A revolution in the makingThe computer renderings do give biologists a head start on solving problems such as how a drug might interact with a protein. But scientists should remember one thing: “These are models,” not experimentally deciphered structures, says Gonen, at UCLA. He uses AlphaFold’s protein predictions to help make sense of experimental data, but he worries that researchers will accept the AI’s predictions as gospel. If that happens, “the risk is that it will become harder and harder and harder to justify why you need to solve an experimental structure.” That could lead to reduced funding, talent and other resources for the types of experiments needed to check the computer’s work and forge new ground, he says. Harvard Medical School’s Bouatta is more optimistic. He thinks that researchers probably don’t need to invest experimental resources in the types of proteins that AlphaFold does a good job of predicting, which should help structural biologists triage where to put their time and money. “There are proteins for which AlphaFold is still struggling,” Bouatta agrees. Researchers should spend their capital there, he says. “Maybe if we generate more [experimental] data for those challenging proteins, we could use them for retraining another AI system” that could make even better predictions.
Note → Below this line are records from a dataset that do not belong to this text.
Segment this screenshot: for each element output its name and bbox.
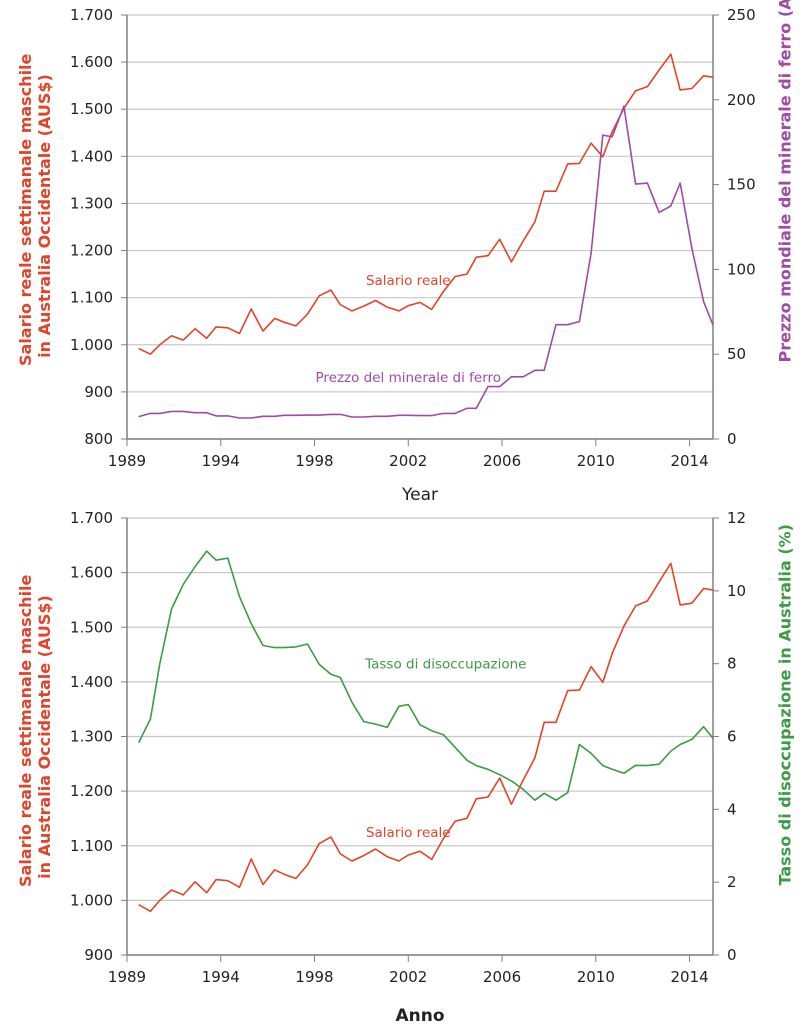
bottom-series-salario-reale-label: Salario reale [366,825,451,841]
top-x-tick-label: 2010 [577,452,615,470]
top-left-tick-label: 800 [84,430,113,448]
bottom-x-tick-label: 1989 [108,968,146,986]
top-x-tick-label: 1989 [108,452,146,470]
bottom-right-tick-label: 0 [727,946,737,964]
bottom-right-axis-title: Tasso di disoccupazione in Australia (%) [775,524,795,886]
top-left-tick-label: 900 [84,383,113,401]
top-x-tick-label: 1998 [295,452,333,470]
bottom-right-tick-label: 4 [727,800,737,818]
bottom-left-tick-label: 1.200 [70,782,113,800]
top-x-axis-title: Year [402,485,438,505]
bottom-left-tick-label: 1.700 [70,509,113,527]
bottom-left-tick-label: 1.000 [70,891,113,909]
bottom-left-axis-title: Salario reale settimanale maschile in Au… [16,574,54,887]
bottom-chart: 900 1.000 1.100 1.200 1.300 1.400 1.500 1.600 1.… [70,509,746,986]
top-x-tick-label: 2014 [670,452,708,470]
top-series-prezzo-del-minerale-di-ferro-label: Prezzo del minerale di ferro [316,370,502,386]
top-left-axis-title-line2: in Australia Occidentale (AUS$) [35,74,54,358]
top-left-tick-label: 1.400 [70,147,113,165]
bottom-right-tick-label: 10 [727,582,746,600]
bottom-x-tick-label: 2014 [670,968,708,986]
bottom-left-tick-label: 1.100 [70,837,113,855]
bottom-left-tick-label: 900 [84,946,113,964]
bottom-left-axis-title-line2: in Australia Occidentale (AUS$) [35,595,54,879]
top-left-tick-label: 1.300 [70,194,113,212]
bottom-x-axis-title: Anno [395,1006,445,1026]
top-right-tick-label: 200 [727,91,756,109]
bottom-left-axis-title-line1: Salario reale settimanale maschile [16,574,35,887]
top-series-salario-reale-line [138,53,714,356]
top-series-salario-reale-label: Salario reale [366,273,451,289]
bottom-left-tick-label: 1.300 [70,728,113,746]
bottom-series-tasso-di-disoccupazione-line [137,550,714,802]
top-left-axis-title-line1: Salario reale settimanale maschile [16,53,35,366]
top-left-tick-label: 1.500 [70,100,113,118]
bottom-right-tick-label: 8 [727,655,737,673]
bottom-x-tick-label: 1994 [202,968,240,986]
top-right-tick-label: 50 [727,345,746,363]
top-right-tick-label: 150 [727,176,756,194]
top-right-tick-label: 0 [727,430,737,448]
bottom-series-salario-reale-line [138,562,714,913]
bottom-left-tick-label: 1.600 [70,564,113,582]
top-left-tick-label: 1.600 [70,53,113,71]
top-chart: 800 900 1.000 1.100 1.200 1.300 1.400 1.500 1.60… [70,6,756,470]
bottom-x-tick-label: 2002 [389,968,427,986]
top-left-tick-label: 1.100 [70,289,113,307]
top-x-tick-label: 2006 [483,452,521,470]
top-series-prezzo-del-minerale-di-ferro-line [138,105,714,419]
top-right-tick-label: 100 [727,260,756,278]
top-x-tick-label: 2002 [389,452,427,470]
top-left-tick-label: 1.700 [70,6,113,24]
bottom-left-tick-label: 1.400 [70,673,113,691]
bottom-x-tick-label: 2006 [483,968,521,986]
bottom-x-tick-label: 2010 [577,968,615,986]
bottom-right-tick-label: 12 [727,509,746,527]
top-x-tick-label: 1994 [202,452,240,470]
top-right-axis-title: Prezzo mondiale del minerale di ferro (A… [775,0,795,363]
bottom-left-tick-label: 1.500 [70,618,113,636]
top-left-tick-label: 1.000 [70,336,113,354]
top-right-tick-label: 250 [727,6,756,24]
bottom-x-tick-label: 1998 [295,968,333,986]
bottom-right-tick-label: 6 [727,728,737,746]
top-left-tick-label: 1.200 [70,242,113,260]
bottom-series-tasso-di-disoccupazione-label: Tasso di disoccupazione [364,657,526,673]
bottom-right-tick-label: 2 [727,873,737,891]
top-left-axis-title: Salario reale settimanale maschile in Au… [16,53,54,366]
He and colleagues have already reverse engineered AlphaFold to make a version called OpenFold that researchers can train to solve other problems, such as those gnarly but important protein complexes.
Massive amounts of DNA generated by the Human Genome Project have made a wide range of biological discoveries possible and opened up new fields of research (SN: 2/12/22, p. 22). Having structural information on 200 million proteins could be similarly revolutionary, Bouatta says.In the future, thanks to AlphaFold and its AI kin, he says, “we don’t even know what sorts of questions we might be asking.”